Die kath. Kita St. Josef belegt mit ihrem „KinderGarten“ den ersten Platz beim Stadtwerk am See-Zukunftspreis und erhält damit 2.000 Euro Förderung. „Nachhaltigkeit hat viele Facetten, aber, wenn man bereits die Kleinsten unserer Gesellschaft in Gestaltung und Pflege von Tier und Natur einbezieht, legt man einen schwergewichtigen Meilenstein“, ist sich Bürkle sicher. „Die Kinder erleben, wie empfindlich unser Öko-System ist.“

v.l.n.r. Hilde Schlegel, Stiftungsrat; Kita-Kinder Sophia, Emilia, Clara und Benjamin; Sandra Flintrop, Leiterin Kita St. Josef.
v.l.n.r. Hilde Schlegel, Stiftungsrat; Kita-Kinder Sophia, Emilia, Clara und Benjamin; Sandra Flintrop, Leiterin Kita St. Josef. (Bild: Stadtwerk am See)

Fest verankert im Profil der Kita, deren Träger die römisch-katholische Kirchengemeinde Salem-Heiligenberg ist, sind die Themen Naturwissenschaft und Achtsamkeit gegenüber Tier und Natur. Die 104 Kinder, die hier regelmäßig betreut werden, nehmen an der Dorfputzete teil und teilen ihren Platz mit einem Terrarium mit Wüstenrennmäusen. Das Vorhaben „KinderGarten“ passt perfekt dazu. Stiftungsratsmitglied Hilde Schlegel freut sich über das Vorzeigeprojekt und hofft, dass sich andere davon inspirieren lassen. „Nicht jeder hat den Platz, gleich einen ganzen Garten anzulegen, aber man kann Teile der Idee auch im Kleinen umsetzen und beispielsweise Kartoffeln im Eimer ziehen oder mit Fischen im Aquarium auf kleinstem Raum Verantwortung und Naturschutz lehren“.  

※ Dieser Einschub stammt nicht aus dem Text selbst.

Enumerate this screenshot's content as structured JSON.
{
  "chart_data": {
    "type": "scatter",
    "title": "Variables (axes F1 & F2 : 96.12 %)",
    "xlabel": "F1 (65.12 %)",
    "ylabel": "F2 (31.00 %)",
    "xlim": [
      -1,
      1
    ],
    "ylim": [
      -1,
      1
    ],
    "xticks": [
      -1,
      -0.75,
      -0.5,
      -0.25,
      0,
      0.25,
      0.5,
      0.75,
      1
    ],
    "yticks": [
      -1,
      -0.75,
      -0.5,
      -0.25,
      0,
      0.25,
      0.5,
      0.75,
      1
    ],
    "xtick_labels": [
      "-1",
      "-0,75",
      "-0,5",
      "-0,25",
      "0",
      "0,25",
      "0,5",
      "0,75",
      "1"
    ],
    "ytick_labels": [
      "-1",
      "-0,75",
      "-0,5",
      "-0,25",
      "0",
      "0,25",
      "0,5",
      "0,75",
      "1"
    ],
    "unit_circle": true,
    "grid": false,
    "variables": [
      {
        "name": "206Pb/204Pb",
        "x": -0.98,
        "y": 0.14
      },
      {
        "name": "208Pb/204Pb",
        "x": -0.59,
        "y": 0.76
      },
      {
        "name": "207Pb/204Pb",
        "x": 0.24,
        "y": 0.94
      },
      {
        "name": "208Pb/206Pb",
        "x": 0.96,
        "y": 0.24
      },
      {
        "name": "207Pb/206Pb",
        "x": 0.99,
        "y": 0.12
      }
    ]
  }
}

Den Zukunftspreis hat das Stadtwerk am See bereits zum zweiten Mal vergeben. „Wir wollen mit dem Zukunftspreis Initiativen auszeichnen, die unsere Region ein Stück ökologischer, vielfältiger und lebenswerter machen“, erklärt Bürkle. „17 Projekte hatten sich beworben. Sie alle arbeiten im Großen oder auch im Kleinen aktiv an einer nachhaltigen Zukunft“, so Bürkle. Ausgezeichnet werden 10 Initiativen mit Preisgeldern zwischen 2.000 Euro und 500 Euro.